Les techniques d’agitation, qui ont longtemps été considérées comme un art, s’appuient maintenant sur des considérations tant théoriques qu’expérimentales, qui permettent une approche scientifique des problèmes posés. Des progrès énormes ont en effet pu être réalisés grâce, d’une part, à l’accumulation de données sur le fonctionnement d’unités industrielles et, d’autre part, à l’effort de recherche important accompli par quelques sociétés et laboratoires universitaires spécialisés dans le domaine de l’agitation et du mélange.
D’une façon très générale, la détermination d’une unité d’agitation consiste soit à sélectionner l’appareil adapté à un nouveau procédé, soit à extrapoler (ou interpoler) les résultats obtenus avec un appareil donné dans le cadre d’une fabrication existante.

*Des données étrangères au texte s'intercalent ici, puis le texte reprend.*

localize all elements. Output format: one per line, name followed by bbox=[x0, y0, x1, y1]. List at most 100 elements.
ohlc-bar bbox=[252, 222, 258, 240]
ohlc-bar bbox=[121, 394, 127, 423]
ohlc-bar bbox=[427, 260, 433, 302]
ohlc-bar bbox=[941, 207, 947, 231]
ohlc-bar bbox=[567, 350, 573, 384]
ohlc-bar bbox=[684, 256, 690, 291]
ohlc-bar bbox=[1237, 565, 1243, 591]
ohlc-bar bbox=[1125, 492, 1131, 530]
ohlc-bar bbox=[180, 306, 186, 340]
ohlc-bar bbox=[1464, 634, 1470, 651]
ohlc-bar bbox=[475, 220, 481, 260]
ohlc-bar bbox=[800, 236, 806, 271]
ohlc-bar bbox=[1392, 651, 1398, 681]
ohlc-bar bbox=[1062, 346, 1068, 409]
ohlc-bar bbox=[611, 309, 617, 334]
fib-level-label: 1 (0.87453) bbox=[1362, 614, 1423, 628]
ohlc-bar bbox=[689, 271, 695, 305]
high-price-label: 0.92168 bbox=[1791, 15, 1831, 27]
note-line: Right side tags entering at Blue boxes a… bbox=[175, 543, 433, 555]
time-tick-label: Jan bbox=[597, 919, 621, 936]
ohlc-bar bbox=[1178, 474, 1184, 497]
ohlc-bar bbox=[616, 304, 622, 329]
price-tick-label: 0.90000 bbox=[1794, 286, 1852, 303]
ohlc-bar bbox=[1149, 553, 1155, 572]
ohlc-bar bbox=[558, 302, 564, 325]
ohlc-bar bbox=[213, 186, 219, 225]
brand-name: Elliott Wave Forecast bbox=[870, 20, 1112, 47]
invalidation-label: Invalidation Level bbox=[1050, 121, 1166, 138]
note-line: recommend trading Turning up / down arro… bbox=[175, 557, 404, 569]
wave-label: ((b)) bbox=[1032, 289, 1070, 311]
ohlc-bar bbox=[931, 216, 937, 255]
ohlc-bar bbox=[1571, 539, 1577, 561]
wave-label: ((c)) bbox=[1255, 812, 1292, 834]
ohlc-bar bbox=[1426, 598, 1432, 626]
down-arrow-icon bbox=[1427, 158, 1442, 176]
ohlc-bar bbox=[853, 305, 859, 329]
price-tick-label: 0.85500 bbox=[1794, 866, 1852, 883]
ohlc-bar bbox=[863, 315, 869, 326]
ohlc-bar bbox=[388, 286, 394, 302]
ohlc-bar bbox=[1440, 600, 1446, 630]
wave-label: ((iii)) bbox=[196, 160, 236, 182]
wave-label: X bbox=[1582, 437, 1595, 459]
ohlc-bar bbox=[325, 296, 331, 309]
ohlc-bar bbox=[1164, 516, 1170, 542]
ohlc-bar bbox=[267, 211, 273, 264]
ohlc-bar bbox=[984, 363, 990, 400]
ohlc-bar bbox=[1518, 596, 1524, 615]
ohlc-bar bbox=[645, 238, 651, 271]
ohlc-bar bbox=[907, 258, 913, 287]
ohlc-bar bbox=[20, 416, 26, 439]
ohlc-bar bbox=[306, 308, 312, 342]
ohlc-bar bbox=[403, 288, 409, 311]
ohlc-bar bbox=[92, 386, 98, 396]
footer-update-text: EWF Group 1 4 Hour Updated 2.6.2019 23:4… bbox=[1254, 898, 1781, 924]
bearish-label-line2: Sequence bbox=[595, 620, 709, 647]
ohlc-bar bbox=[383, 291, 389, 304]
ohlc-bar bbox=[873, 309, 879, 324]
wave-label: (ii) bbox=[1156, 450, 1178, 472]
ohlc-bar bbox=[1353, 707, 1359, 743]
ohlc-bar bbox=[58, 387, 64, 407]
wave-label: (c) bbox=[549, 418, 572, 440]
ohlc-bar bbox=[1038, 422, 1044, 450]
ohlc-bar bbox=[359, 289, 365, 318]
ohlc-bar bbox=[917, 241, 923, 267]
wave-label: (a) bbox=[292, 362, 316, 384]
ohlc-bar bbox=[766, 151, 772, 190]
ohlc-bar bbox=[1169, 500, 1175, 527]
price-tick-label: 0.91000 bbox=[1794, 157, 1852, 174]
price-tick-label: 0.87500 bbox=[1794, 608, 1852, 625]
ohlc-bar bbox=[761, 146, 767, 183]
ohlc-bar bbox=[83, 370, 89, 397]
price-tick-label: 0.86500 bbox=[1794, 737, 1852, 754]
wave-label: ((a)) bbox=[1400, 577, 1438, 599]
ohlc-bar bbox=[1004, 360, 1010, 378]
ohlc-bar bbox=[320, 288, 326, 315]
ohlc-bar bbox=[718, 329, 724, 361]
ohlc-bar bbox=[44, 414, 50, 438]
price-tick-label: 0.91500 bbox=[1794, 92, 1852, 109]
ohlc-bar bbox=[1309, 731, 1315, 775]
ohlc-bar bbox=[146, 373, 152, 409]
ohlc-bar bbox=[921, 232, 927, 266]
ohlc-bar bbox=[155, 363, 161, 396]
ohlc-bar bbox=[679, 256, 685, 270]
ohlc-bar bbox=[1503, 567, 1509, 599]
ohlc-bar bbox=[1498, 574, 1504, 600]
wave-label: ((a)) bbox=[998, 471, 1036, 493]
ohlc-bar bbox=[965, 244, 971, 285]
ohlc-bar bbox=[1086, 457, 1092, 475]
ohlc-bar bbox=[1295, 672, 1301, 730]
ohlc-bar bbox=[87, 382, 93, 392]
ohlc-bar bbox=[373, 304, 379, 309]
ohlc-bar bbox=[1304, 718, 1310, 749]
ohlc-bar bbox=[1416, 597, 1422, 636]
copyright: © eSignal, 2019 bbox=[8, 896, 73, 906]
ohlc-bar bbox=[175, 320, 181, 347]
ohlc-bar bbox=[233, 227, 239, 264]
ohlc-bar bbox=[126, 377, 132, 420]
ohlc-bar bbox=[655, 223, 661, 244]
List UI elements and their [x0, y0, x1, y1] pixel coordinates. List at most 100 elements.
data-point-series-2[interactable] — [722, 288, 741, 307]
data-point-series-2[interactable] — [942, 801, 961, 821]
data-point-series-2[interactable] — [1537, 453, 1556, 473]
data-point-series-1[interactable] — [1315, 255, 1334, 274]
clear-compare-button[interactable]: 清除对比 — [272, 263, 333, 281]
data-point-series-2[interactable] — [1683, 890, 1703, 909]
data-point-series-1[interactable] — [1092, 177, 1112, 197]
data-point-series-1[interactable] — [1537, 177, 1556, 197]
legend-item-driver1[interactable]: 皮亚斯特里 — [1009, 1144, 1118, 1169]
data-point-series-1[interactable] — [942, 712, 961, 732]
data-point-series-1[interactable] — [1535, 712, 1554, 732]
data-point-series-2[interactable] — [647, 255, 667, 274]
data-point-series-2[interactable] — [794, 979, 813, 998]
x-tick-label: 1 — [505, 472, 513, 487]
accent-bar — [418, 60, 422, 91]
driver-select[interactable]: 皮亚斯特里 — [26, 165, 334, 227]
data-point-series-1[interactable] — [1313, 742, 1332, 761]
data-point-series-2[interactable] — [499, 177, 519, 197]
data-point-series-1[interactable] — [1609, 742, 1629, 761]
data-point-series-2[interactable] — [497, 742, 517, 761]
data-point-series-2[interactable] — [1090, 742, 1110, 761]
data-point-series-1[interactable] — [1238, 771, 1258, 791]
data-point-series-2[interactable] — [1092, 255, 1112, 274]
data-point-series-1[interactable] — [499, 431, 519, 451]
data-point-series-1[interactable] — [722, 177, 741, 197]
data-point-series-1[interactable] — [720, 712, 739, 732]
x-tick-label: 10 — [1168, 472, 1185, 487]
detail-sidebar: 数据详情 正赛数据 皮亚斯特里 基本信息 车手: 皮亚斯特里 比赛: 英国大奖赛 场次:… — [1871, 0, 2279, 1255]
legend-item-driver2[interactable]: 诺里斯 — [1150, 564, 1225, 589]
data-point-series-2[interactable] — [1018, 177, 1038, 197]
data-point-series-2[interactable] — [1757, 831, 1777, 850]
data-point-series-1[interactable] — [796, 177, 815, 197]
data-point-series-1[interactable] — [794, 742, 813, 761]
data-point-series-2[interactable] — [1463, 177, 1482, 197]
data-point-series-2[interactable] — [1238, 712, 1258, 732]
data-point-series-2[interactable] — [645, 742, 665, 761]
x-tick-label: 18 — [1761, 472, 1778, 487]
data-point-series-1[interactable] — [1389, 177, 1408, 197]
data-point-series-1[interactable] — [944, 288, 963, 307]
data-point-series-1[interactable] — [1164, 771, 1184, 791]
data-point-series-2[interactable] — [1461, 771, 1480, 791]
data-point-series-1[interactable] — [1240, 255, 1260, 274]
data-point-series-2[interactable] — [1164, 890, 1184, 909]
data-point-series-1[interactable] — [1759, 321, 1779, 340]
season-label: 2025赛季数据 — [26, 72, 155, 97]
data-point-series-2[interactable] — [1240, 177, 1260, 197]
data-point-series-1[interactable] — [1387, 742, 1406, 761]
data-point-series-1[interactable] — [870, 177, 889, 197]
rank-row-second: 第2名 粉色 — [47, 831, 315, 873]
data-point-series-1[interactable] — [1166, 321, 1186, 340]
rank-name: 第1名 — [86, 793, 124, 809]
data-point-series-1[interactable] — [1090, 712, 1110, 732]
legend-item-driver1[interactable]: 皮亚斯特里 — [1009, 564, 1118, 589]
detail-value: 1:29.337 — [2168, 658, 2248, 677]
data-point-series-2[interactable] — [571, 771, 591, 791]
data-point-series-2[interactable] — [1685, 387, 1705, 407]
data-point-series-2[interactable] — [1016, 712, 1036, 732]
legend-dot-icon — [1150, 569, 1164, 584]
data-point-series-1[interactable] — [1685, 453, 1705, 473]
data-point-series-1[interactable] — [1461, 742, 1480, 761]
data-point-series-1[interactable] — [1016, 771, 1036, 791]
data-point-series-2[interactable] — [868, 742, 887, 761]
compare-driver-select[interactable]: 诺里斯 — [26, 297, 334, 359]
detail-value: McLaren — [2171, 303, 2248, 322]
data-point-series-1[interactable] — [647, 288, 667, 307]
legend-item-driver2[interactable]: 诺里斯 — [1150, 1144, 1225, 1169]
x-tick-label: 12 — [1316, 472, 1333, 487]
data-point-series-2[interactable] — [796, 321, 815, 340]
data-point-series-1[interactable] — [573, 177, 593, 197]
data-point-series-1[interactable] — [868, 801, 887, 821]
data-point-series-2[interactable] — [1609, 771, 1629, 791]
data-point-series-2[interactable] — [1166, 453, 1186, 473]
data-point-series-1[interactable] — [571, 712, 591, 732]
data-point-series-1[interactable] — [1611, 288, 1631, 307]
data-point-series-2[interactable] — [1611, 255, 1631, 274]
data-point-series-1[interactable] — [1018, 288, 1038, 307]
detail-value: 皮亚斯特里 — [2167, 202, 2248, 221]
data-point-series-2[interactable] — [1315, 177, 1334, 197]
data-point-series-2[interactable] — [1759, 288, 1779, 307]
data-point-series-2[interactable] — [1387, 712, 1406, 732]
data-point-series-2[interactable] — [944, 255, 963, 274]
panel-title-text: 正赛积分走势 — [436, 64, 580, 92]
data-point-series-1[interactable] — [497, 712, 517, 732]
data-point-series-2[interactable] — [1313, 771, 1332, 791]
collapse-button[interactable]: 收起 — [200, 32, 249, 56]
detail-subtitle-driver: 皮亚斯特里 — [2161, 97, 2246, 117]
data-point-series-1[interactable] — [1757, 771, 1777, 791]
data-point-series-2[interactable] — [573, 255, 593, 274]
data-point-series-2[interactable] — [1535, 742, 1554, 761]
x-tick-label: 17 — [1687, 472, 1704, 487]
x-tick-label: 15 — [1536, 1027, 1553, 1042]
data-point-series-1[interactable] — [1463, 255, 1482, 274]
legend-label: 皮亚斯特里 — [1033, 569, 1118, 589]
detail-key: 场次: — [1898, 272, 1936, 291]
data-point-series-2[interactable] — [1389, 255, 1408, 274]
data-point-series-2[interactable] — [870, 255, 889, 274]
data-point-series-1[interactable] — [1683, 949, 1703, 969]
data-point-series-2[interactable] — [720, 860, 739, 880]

Les potentialités des nouveaux moyens expérimentaux et numériques permettent de développer une approche locale qui complète l’approche globale classique du fonctionnement des cuves agitées.
L’analyse locale du fonctionnement d’une cuve agitée (figure A) donne accès aux distributions spatiale et temporelle de la vitesse et de la turbulence. Cette information peut aider à comprendre et à contrôler le mélange dans la cuve agitée et peut conduire à optimiser son fonctionnement dans différentes conditions.
Dans tous les cas, une bonne connaissance du procédé est indispensable pour permettre le choix le plus favorable à l’accomplissement de ce procédé, notamment sur le plan économique.